Why These New Findings Are Such A Big Deal

As Dr. Michael Kraus explained to Psychology Today, for years the search for a relationship between personality and specific genes has been a frustrating one. Genetic "matches" to particular personality traits didn't seem to hold up to future testing, and people were getting upset at the amount of money being used for matching studies when, Kraus suggested, it could be better used in other ways: looking more generally at how genes influence behavior, for instance, like examining the ways in which a particular gene might influence dopamine or serotonins and so make people more or less likely to act in certain ways. (Yes, your choices are in fact influenced by floods of chemicals being dumped in your brain. Romantic, isn't it.)

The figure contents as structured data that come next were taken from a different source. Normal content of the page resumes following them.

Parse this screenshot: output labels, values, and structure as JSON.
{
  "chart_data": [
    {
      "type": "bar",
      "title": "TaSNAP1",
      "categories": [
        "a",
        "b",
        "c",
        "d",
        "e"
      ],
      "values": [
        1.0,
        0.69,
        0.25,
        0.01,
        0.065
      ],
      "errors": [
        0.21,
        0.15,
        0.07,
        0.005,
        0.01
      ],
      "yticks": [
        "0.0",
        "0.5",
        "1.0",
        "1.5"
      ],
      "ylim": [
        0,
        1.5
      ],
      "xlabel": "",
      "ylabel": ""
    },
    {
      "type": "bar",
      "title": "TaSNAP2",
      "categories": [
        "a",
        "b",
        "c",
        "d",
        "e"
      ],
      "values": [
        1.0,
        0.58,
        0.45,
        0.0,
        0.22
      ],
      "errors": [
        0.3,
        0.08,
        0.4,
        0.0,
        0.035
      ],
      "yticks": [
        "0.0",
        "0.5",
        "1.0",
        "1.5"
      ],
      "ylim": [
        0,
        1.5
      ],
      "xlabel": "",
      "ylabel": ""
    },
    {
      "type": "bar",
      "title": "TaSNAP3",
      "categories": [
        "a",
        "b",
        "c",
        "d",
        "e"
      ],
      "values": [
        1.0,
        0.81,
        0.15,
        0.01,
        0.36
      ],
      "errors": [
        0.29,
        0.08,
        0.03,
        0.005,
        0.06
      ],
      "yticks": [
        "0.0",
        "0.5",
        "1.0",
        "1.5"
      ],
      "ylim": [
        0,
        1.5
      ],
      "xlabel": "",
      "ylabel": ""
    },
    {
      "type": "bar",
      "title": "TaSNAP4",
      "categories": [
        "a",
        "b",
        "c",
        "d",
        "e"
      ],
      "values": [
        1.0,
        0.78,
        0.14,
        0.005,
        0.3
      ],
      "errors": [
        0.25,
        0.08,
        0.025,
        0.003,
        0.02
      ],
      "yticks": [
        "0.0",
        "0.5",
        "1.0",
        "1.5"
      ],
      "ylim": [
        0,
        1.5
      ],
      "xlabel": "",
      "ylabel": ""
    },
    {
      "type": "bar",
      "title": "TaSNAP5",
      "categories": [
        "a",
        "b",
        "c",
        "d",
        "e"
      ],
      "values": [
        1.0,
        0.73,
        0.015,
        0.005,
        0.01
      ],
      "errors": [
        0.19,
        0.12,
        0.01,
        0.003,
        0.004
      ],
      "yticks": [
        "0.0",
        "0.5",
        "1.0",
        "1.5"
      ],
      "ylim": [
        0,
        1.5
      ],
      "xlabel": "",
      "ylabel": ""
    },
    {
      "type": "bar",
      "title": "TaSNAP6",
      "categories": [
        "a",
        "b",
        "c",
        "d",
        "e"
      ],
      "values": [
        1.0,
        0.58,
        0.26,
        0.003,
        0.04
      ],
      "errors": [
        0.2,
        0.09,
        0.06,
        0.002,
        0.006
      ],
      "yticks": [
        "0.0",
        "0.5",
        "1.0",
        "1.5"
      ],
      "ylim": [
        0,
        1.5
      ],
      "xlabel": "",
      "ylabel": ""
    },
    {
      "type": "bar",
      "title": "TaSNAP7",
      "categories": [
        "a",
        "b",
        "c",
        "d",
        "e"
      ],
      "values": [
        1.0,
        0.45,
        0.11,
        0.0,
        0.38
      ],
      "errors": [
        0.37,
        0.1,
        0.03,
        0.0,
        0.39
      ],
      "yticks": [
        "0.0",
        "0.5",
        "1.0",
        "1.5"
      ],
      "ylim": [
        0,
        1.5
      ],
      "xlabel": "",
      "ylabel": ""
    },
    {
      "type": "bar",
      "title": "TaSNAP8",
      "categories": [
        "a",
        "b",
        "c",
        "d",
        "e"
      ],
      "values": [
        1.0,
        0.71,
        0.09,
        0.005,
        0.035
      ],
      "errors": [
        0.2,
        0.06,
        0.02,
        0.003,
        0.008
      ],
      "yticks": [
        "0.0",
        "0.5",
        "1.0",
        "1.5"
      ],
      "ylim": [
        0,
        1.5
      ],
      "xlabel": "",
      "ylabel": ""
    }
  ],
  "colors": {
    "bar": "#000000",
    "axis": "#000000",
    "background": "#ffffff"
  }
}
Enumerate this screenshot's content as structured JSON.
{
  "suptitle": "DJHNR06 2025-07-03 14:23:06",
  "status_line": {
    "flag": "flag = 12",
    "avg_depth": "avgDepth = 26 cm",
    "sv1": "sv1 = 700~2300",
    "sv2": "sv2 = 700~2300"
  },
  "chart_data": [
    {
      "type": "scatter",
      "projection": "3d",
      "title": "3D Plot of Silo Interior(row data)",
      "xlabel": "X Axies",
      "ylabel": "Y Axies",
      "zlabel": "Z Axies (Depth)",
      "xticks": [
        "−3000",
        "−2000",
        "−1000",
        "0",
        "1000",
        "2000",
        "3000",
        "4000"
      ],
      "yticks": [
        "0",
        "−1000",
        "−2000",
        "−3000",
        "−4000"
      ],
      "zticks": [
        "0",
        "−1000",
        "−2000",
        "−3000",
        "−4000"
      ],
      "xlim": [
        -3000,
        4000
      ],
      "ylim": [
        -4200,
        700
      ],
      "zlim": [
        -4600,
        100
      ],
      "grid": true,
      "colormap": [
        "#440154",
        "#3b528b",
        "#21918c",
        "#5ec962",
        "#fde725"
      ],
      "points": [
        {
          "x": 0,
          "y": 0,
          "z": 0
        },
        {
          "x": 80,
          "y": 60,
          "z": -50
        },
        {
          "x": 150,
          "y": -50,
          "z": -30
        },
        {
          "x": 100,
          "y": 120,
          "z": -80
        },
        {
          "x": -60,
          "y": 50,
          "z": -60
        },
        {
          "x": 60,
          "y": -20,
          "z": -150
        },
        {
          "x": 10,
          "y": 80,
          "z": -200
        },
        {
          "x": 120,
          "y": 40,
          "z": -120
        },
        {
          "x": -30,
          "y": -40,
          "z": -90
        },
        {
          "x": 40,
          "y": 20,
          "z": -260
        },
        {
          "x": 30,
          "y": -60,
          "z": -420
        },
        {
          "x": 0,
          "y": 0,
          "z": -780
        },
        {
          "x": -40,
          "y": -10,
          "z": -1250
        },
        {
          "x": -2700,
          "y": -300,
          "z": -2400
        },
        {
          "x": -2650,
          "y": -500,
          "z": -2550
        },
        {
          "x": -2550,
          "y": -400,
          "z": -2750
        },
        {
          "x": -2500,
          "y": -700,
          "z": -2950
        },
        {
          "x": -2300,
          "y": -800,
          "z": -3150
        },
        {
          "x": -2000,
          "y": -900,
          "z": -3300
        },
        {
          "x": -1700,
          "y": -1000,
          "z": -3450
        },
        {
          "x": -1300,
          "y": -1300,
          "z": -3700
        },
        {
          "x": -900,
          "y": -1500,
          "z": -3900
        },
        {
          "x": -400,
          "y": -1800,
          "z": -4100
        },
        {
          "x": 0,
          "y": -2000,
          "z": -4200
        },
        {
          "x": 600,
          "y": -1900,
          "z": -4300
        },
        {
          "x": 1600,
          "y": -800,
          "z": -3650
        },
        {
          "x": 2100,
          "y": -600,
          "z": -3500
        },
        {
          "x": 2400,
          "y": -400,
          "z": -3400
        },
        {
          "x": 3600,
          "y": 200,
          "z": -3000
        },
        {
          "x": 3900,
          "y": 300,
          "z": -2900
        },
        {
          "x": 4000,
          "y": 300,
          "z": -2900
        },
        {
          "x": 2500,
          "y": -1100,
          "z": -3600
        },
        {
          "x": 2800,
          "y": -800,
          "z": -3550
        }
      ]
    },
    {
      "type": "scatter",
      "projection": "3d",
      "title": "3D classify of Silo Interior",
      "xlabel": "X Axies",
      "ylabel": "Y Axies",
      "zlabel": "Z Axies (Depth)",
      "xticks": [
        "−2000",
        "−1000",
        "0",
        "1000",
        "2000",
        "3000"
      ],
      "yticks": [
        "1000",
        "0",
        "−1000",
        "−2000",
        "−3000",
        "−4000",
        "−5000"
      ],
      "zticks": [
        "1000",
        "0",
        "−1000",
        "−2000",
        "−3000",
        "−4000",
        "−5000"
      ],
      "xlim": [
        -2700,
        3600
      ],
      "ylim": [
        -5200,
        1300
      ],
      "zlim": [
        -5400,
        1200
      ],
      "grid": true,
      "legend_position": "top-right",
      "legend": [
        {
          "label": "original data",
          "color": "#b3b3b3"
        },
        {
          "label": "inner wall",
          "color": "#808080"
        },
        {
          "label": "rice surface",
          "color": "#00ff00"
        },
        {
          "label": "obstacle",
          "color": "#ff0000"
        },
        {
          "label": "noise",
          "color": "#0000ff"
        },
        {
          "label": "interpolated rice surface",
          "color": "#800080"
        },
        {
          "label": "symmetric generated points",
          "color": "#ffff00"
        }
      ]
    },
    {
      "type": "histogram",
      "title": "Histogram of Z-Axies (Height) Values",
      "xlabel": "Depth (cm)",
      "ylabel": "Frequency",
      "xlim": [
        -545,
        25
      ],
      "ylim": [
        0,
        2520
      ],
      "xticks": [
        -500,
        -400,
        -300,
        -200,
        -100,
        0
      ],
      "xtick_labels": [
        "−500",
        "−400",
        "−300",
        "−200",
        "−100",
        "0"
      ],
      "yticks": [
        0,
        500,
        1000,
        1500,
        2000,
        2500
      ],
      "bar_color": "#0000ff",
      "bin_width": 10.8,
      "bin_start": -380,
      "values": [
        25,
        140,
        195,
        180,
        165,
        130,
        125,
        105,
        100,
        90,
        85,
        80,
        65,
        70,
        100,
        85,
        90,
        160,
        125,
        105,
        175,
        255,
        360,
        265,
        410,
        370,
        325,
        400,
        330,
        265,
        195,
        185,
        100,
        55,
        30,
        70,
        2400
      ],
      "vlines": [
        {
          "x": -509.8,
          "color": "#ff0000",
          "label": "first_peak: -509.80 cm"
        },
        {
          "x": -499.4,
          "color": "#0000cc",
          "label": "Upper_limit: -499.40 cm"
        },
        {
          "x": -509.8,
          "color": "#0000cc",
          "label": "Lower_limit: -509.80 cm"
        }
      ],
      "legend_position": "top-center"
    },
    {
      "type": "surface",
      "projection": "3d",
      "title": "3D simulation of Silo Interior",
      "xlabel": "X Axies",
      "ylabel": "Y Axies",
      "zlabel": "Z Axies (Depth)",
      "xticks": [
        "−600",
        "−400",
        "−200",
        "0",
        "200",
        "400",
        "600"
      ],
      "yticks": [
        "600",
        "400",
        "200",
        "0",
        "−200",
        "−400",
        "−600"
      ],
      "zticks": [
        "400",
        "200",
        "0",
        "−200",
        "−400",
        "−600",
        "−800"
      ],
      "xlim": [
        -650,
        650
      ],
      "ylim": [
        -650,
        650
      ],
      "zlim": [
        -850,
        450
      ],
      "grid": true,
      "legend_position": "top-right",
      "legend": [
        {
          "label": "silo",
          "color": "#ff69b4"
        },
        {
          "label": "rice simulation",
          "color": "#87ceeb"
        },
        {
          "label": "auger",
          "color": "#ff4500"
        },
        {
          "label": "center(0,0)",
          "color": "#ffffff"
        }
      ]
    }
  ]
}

But this new insight is a big one, because it provides a large-scale look at some very promising links between precise genes in specific locations on chromosomes and real personality traits. While it's going to take a lot more work (and we're going to have to confirm the results, which, you must remember, has been the downfall of genetic-personality studies before), this could open the door to gene therapies for personality disorders and mental illnesses, genetic diagnostic tools, and a weird and wonderful world of personality-based genetic encoding. Possibly this may now be the new age of personality-shaping not through therapy or self-help, but through getting some genetic adjustments. It's all very sci-fi.

It's also cool (and possibly worrying) because of where they got the data. Besides 23andMe, their press release identifies data from The Genetics of Personality Consortium, UK BioBank, and deCODE Genetics, all companies focussed on the genetics of the public in some way or other. Our genetic sequencing is increasingly open for business for scientific researchers, and that concerns some onlookers. While studies like this are clearly just for the betterment of scientific knowledge overall, the notion of "genomic privacy" is gaining force. The National Human Genome Research Institute points out that "when conducting genomics research, two essential values of science research need to be balanced — the need to share data broadly to maximize its utility for ongoing scientific exploration, and the need to protect research participants' privacy. Achieving the right balance is particularly challenging for genomic data since each person's DNA sequence is unique (with the exception of identical twins) and a DNA sample therefore can never be made truly anonymised." It's a bit concerning for privacy worries.

The Bottom Line

While it may be tempting to blame your neurotic behavior on your genetics now, the scientists themselves urge caution when it comes to drawing big-picture conclusions from this first study. "Our study is in an early stage for genetic research in personality and many more genetic variants associated with personality traits are to be discovered," they noted. "We found genetic correlations between personality traits and psychiatric disorders, but specific variants underlying the correlations are unknown."

In other words, genes are incredibly complicated things, and this is the equivalent of discovering that two things are related on the surface without having an insight into any of the messy, complicated details underneath. At least not yet.